If it’s a sentence, no comma. If it’s poetry or any other kind of non-standard expression, do whatever you feel like doing. I’d say this definitely falls into the latter category since it’s comedy Flash.
And online a comma most definitely can just indicate a pause. I do it all the time when I’m chatting with people. Not wrong, just a different style of writing.
I see it as quite jarring. It stands out not as a pause but as an error. There isn’t enough other context to give the “this is a style element” feeling, it just looks like a grammatically incorrect line.
A comma is an error there alright. I’d think if they wanted a pause there for whatever reason, maybe a dash or ellipses will do. But that’s not what a comma would be used for.
No comma. It’s a rather common practice to insert commas every five or six words, and especially after the subject in a sentence of those who know less than some of the rest of us do. But it’s completely unnecessary, and in the case of the OP example, Opal, it’s out of place.
Re: the pause, if you’re going to have a pause before the name, it makes more sense to have two unnecessary commas than none. “I consider, Opal, my friend.” vs “I consider, Opal my friend.” The latter is a sentence fragment, whereas the former is just death by improper comma use.
“I consider, Opal my friend, that if I knew how to properly use commas I would not still be typing.”
If this person wants to put in a reflective pause in, there’s a better way to work not just one but a matching pair (for FREE! Commas are cheap little buggers these days…):
Out of the thirteen gumball chewers in the world, I consider you, Opal, one of them.
Gets rid of the ugliness of an abused commas (won’t someone think of the commas?), adds a personal touch to it and gets the person their needed reflective pauses.
Ran this response past my mother, who’s got X (where X is a number larger than my age, and I’m allowed to drink the funky stuff) years editing and such.
As hazel-rah said, if it’s poetry you can do what you want, otherwise shouldn’t all you editors be mentioning the lack of capitalization and periods.
And as long as I’m telling you more that you want to know I should mention that the entire structure of the sentence (or sentences) bugs me.
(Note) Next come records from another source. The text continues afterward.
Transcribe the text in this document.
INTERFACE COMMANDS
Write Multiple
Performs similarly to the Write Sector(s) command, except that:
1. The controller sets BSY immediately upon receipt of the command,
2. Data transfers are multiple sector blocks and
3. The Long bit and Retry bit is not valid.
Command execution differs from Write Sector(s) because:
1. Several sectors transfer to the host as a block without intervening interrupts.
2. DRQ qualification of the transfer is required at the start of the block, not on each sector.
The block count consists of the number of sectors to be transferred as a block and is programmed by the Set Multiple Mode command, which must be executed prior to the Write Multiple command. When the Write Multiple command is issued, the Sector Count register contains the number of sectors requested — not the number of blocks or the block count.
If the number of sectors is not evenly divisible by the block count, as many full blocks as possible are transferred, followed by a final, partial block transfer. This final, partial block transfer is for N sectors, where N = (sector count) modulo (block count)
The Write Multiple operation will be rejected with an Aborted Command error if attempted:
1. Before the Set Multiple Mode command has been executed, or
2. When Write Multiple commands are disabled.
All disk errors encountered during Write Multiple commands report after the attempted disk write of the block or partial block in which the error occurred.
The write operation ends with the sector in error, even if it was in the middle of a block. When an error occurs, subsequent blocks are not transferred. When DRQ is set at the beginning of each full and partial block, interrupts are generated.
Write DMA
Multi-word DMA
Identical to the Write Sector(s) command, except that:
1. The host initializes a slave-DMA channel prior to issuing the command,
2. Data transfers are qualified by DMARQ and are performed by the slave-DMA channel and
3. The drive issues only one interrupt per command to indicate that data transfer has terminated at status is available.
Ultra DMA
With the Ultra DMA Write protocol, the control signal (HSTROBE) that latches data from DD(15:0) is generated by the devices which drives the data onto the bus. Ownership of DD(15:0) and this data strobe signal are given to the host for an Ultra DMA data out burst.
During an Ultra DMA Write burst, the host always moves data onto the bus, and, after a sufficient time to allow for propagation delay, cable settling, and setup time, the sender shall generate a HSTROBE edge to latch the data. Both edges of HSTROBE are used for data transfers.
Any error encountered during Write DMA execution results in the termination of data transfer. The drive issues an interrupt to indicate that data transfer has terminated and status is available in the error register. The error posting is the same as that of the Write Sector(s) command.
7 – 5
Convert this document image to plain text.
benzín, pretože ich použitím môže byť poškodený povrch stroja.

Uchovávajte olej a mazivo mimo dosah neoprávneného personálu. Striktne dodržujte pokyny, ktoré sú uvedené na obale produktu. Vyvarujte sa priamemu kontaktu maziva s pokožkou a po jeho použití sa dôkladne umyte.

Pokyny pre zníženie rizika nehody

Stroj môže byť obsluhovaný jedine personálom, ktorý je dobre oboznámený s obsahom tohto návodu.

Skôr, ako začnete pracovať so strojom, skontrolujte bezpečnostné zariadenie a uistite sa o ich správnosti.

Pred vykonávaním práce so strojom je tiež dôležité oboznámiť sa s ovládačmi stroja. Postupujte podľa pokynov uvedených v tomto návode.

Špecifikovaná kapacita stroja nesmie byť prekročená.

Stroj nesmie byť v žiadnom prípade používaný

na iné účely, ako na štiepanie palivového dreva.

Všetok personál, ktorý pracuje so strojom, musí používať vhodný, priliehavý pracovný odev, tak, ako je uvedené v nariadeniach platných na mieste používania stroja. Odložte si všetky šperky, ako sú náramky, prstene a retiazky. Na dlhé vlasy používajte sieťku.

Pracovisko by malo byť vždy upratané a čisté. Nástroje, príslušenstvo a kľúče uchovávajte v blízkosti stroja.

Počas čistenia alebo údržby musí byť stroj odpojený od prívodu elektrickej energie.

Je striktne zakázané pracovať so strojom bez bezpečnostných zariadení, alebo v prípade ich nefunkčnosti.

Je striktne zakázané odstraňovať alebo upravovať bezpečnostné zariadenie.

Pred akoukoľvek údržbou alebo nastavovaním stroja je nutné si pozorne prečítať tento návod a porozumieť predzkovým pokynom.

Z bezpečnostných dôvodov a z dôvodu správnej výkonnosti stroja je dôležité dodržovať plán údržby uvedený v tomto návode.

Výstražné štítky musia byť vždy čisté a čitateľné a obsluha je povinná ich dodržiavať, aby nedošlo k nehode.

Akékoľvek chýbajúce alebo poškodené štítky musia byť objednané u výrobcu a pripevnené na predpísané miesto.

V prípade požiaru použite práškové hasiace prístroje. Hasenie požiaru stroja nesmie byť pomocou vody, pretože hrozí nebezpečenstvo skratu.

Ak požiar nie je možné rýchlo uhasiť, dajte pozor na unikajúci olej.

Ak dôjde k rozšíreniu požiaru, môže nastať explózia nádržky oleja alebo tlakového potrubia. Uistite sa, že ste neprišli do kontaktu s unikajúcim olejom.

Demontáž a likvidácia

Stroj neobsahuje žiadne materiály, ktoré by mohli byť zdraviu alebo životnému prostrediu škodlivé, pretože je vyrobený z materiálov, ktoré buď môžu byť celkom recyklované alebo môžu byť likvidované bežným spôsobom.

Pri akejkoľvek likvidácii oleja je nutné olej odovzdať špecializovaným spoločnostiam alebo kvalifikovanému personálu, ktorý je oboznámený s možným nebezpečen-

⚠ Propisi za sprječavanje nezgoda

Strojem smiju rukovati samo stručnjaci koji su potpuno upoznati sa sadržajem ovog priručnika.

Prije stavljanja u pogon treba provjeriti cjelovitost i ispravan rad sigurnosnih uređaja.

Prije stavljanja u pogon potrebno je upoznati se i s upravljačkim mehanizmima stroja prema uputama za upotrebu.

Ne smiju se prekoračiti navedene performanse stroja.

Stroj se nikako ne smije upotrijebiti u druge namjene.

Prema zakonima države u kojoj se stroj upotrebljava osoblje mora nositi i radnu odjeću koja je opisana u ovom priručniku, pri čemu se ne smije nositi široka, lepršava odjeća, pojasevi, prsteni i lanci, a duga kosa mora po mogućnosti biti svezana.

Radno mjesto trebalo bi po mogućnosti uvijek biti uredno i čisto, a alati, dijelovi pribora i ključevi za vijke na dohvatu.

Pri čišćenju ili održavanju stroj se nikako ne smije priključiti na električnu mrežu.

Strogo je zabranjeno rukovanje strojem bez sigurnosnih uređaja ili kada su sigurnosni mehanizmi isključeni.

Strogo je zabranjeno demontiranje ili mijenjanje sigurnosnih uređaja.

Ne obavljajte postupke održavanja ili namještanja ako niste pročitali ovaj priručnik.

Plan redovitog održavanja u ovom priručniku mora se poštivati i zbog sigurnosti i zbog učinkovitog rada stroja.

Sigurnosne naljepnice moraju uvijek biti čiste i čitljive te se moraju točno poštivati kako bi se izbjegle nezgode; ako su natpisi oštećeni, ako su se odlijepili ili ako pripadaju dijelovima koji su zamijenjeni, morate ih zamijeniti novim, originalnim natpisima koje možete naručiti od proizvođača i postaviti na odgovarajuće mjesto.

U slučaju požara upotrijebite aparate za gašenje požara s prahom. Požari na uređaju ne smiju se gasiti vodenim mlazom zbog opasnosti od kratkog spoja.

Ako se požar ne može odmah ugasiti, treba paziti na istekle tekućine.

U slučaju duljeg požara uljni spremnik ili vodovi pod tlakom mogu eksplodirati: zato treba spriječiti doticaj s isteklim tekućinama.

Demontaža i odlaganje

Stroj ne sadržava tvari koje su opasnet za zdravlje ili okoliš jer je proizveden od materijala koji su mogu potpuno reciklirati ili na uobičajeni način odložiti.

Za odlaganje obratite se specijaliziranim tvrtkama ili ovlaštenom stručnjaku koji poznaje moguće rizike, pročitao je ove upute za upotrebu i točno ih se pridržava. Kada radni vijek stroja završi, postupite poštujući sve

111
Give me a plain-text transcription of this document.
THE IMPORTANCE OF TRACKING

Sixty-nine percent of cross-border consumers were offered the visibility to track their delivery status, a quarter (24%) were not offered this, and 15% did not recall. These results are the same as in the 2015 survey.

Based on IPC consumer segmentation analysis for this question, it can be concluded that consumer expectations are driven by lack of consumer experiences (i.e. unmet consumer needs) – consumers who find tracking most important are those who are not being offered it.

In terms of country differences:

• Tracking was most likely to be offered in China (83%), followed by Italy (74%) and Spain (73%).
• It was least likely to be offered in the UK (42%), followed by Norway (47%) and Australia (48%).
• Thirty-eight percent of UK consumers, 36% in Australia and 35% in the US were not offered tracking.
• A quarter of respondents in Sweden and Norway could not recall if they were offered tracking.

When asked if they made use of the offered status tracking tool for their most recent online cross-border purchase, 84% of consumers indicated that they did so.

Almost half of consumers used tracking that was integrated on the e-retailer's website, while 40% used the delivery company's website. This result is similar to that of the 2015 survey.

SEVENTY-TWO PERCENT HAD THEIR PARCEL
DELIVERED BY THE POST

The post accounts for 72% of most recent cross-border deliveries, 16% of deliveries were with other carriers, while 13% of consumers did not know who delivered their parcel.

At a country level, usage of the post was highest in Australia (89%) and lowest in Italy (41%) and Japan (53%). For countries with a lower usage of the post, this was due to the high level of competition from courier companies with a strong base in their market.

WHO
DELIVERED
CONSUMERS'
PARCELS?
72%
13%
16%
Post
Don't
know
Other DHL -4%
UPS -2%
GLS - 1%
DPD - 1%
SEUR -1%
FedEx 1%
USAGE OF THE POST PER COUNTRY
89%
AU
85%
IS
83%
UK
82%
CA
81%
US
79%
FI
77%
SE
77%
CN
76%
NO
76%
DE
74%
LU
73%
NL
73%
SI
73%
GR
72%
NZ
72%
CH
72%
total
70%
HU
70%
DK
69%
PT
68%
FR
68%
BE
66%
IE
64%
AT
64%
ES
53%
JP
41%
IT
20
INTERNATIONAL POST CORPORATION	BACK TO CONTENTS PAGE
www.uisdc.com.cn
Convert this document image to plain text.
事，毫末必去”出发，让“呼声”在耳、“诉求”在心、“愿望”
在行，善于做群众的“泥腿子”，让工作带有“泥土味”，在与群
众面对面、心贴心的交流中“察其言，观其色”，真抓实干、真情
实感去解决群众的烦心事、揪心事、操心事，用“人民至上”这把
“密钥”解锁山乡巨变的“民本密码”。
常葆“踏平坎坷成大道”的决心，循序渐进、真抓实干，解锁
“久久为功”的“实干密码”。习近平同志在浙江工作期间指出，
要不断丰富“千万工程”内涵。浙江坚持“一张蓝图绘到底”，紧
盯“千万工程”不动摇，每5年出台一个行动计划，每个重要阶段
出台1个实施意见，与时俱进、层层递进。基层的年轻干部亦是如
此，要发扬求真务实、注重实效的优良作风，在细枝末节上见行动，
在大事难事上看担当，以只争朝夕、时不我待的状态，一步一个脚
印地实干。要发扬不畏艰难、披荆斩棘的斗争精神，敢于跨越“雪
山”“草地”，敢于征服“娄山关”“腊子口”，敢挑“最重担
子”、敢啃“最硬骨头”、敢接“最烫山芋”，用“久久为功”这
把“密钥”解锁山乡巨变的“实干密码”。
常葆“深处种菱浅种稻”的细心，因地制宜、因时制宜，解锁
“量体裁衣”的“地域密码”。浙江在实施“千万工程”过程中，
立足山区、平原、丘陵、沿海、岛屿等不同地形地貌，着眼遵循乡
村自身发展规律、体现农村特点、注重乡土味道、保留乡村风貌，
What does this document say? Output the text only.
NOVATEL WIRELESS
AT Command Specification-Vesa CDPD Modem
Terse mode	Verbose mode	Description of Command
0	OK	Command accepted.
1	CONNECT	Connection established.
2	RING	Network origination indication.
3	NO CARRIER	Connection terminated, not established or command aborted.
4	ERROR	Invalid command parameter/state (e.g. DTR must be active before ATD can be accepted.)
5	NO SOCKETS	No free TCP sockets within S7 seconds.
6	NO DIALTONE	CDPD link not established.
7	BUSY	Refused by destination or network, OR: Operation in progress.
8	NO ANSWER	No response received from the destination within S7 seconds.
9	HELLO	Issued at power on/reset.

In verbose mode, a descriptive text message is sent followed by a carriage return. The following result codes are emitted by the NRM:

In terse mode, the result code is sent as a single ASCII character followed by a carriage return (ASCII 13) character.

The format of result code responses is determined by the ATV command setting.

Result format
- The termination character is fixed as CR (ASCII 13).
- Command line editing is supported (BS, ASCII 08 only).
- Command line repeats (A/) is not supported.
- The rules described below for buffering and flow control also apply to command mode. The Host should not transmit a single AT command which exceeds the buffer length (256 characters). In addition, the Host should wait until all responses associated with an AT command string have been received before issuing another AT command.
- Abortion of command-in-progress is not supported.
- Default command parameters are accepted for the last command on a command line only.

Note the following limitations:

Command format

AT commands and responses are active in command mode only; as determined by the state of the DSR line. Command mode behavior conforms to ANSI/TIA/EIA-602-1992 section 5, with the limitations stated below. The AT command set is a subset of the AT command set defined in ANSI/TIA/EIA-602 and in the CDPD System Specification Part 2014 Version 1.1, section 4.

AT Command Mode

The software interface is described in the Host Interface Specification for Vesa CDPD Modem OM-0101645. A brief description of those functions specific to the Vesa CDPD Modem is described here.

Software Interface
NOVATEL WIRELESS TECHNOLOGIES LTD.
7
For starters it’s unnecessarily long. Instead of “There are over 6 billion people alive today. Out of all those I consider Skankass-Ho my friend.” how about “Out of the 6 billion people alive today I consider Skankass-Ho my friend.” But even so if you’re just saying that she’s your friend why mention the other 6 billion people. If you said that she was your best friend or your only friend then mentioning the 6 billion other people would matter. In the former case you’re saying that Skankass-Ho ranks first out of 6 billion, and in the latter case you’re saying that you’re such a loser that you’ve got only one friend in 6 billion people and she goes by the name Skankass-Ho.
I didn’t think the issue was “Can there be a comma here because this is poetry?” The issue was “Is it appropriate for there to be a comma here to indicate a short pause?” At least, that’s what Opal’s friend said, and what we are refuting.
No offense, but, people who, cannot tell, when, to use commas are, almost, as annoying, as those who, insist, on using “your” when, what they, REALLY mean, is “you’re”… Must be “William Shatner Syndrome” or somethin’…
I took the following exchange: "I say there shouldn’t be a comma after “I consider”
Someone else says “There is if you want to represent a small pause.”"
To mean that the original text might have been written by the author of the second comment, but was not necessarily same author. That, I thought, was borne out in my first reply. IOW, if you want a short pause dictated by a comma, there is a better way to do it, and here it is. The aesthetics of the differences are such that while I prefer the simpler, comma-less version, it’s entirely possible (and not necessarily a bad thing) that it looks/feels/sounds better to someone else. It’s a matter of personal inclinations.
Empirically stated (IMO): it is not correct, from a POV of the rules of punctuation in prose English, for a comma to be where there is one in the cited case in the OP. It is furthermore rather easy to make such (re: short pause) feasible.
As my learned high school english teacher once said to me: “Punctuation has nothing to do with pauses, but rather with correct grammar.” A comma is used to indicate a dependent clause. There is no dependent clause in your example.